C'est un tel amalgame, entretenu par les zélotes et encouragé parfois par le pouvoir, qui a permis d'avoir la polémique quant à un spectacle somme toute anodin à l'ouverture du festival de Carthage : al danse, torse nu, du chorégraphe tunisien Rochdi Belgasmi, qui rappelle le Marocain Lahcen Zinoun, dont les belles performances n'ont pas manqué, dans les années 1970 de commencer à choquer. Or, ce fut la réaction des autorités officielles qui a encouragé cette dérive dans les valeurs, devenue ce que l'on voit aujourd'hui de dramatique, et ce en vilipendant le danseur au lieu de l'honorer, le déclarant même persona non grata au Maroc.
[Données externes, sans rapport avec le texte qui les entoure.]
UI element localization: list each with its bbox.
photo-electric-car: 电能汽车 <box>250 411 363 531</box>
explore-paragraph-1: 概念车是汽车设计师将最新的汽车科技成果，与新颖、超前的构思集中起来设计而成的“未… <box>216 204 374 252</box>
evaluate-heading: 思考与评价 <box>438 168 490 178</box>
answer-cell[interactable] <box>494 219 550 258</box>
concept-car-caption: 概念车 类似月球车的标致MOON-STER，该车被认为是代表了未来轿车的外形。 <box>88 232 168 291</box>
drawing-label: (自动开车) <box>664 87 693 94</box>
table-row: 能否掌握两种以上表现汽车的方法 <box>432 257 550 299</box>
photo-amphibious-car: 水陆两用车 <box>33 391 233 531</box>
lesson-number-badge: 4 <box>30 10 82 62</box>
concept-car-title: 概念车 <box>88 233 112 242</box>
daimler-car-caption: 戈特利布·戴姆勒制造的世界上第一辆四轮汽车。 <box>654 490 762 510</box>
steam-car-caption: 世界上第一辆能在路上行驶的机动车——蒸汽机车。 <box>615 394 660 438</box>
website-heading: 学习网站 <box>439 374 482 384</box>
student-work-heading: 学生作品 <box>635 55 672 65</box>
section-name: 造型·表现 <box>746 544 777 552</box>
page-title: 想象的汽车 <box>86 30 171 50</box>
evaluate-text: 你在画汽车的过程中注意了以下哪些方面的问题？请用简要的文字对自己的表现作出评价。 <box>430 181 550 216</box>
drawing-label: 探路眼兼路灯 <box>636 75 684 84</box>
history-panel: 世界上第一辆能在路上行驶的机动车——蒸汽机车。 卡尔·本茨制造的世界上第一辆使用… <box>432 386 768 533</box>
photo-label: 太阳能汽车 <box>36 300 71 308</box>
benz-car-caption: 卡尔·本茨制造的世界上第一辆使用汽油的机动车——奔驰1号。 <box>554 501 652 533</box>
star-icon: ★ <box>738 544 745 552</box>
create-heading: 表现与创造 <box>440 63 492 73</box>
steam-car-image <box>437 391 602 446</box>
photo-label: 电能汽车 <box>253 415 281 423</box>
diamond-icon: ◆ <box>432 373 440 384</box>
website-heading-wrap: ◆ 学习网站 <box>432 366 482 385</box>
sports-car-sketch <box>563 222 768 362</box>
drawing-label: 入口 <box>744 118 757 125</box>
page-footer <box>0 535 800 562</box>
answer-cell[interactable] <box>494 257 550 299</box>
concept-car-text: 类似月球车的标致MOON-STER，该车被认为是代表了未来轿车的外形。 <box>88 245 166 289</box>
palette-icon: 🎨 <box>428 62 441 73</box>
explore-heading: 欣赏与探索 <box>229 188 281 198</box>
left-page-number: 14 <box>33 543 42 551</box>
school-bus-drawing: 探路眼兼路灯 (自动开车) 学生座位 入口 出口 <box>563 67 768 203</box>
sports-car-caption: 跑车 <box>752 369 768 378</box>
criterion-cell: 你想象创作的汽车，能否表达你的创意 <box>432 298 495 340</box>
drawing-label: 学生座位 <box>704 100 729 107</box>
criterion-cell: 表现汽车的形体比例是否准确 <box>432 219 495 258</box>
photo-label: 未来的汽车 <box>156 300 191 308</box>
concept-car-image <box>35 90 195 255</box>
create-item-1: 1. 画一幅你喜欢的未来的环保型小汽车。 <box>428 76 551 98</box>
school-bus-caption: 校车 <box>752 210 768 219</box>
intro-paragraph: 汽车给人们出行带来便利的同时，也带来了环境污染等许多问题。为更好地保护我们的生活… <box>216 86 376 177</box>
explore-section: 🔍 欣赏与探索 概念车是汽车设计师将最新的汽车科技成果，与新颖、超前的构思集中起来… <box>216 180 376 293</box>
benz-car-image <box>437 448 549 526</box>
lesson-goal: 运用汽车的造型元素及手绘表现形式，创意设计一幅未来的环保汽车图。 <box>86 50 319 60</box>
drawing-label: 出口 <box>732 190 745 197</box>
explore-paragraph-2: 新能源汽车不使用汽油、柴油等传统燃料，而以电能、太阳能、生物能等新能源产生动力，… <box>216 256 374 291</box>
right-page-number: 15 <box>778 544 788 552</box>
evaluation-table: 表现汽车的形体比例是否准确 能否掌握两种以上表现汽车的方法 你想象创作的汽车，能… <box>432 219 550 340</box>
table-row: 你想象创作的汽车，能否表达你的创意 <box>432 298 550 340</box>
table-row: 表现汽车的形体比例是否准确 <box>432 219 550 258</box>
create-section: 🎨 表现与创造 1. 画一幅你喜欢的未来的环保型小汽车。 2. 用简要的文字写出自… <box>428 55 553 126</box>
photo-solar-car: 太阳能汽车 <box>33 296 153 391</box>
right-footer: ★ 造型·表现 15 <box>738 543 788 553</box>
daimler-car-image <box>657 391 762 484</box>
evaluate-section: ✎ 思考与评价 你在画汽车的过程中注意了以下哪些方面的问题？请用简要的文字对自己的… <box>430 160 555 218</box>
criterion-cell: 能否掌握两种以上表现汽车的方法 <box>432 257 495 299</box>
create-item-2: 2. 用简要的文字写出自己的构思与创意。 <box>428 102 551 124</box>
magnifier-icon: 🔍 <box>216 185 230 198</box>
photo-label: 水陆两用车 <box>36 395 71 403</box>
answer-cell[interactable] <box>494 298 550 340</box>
Et ce fut l'oeuvre d'un monarque qu'on ne pouvait taxé d'obscurantisme comme le roi Hassan II. Or, le fait qu'il maintienne lui, comme le président Bourguiba, des lois coloniales et scélérates, comme celles interdisant l'homosexualité sont la preuve éclatante qu'ils avaient l'esprit pollué par cet amalgame coupable qui n'a aucune réalité historique. De fait, ils ont agi selon leur vision par trop occidentalocentriste tout en préparant le terrain à l'intégrisme qu'il disait combattre. Or, l'intégrisme criminel d'aujourd'hui a été enfanté par la démission coupable de ces modernistes, faisant de l'islam qu'une arriération, n'y voyant que ce qui en est resté après ses temps de gloire et d'universalité.
C'est avec ce temps qu'il nous faut renouer, non pas à la manière des intégristes qui cherchent un mythique âge d'or dans la plus mauvaise part de l'islam qui a prospéré durant les temps de décadence incarnée par le salafisme qui n'est qu'un islam judéo-chrétien, mais le vrai âge d'or des temps de la splendeur de l'islam, foi culturelle et non simple culte, rationaliste et universelle, que le soufisme, seul vrai islam, a incarnée de la plus belle façon. Or, le Maghreb est une terre soufie par excellence; et c'est au Maghreb qu'il prendra sa revanche sur le salafisme. C'est l'islam de son temps, un islam postmoderne, que je propose d'orthographier ainsi i-slam. Cela suppose bien évidemment u retour aux sources véritables de notre foi : le Coran et l'unique sunna authentique, authentifiée par Boukhari et Mouslem et avec ces seules références renouveler le droit et la jurisprudence de l'islam. Surtout, rompre au plus vite avec la mainmise actuelle du wahhabisme, qui n'est même pas un rite majeur de l'islam, juste une hérésie et qui, du fait qu'il contrôle les lieux saints, impose sa fausse vision de l'islam. C'est par ici qu'il importe de commencer l'oeuvre de rénovation islamique plus que jamais nécessaire.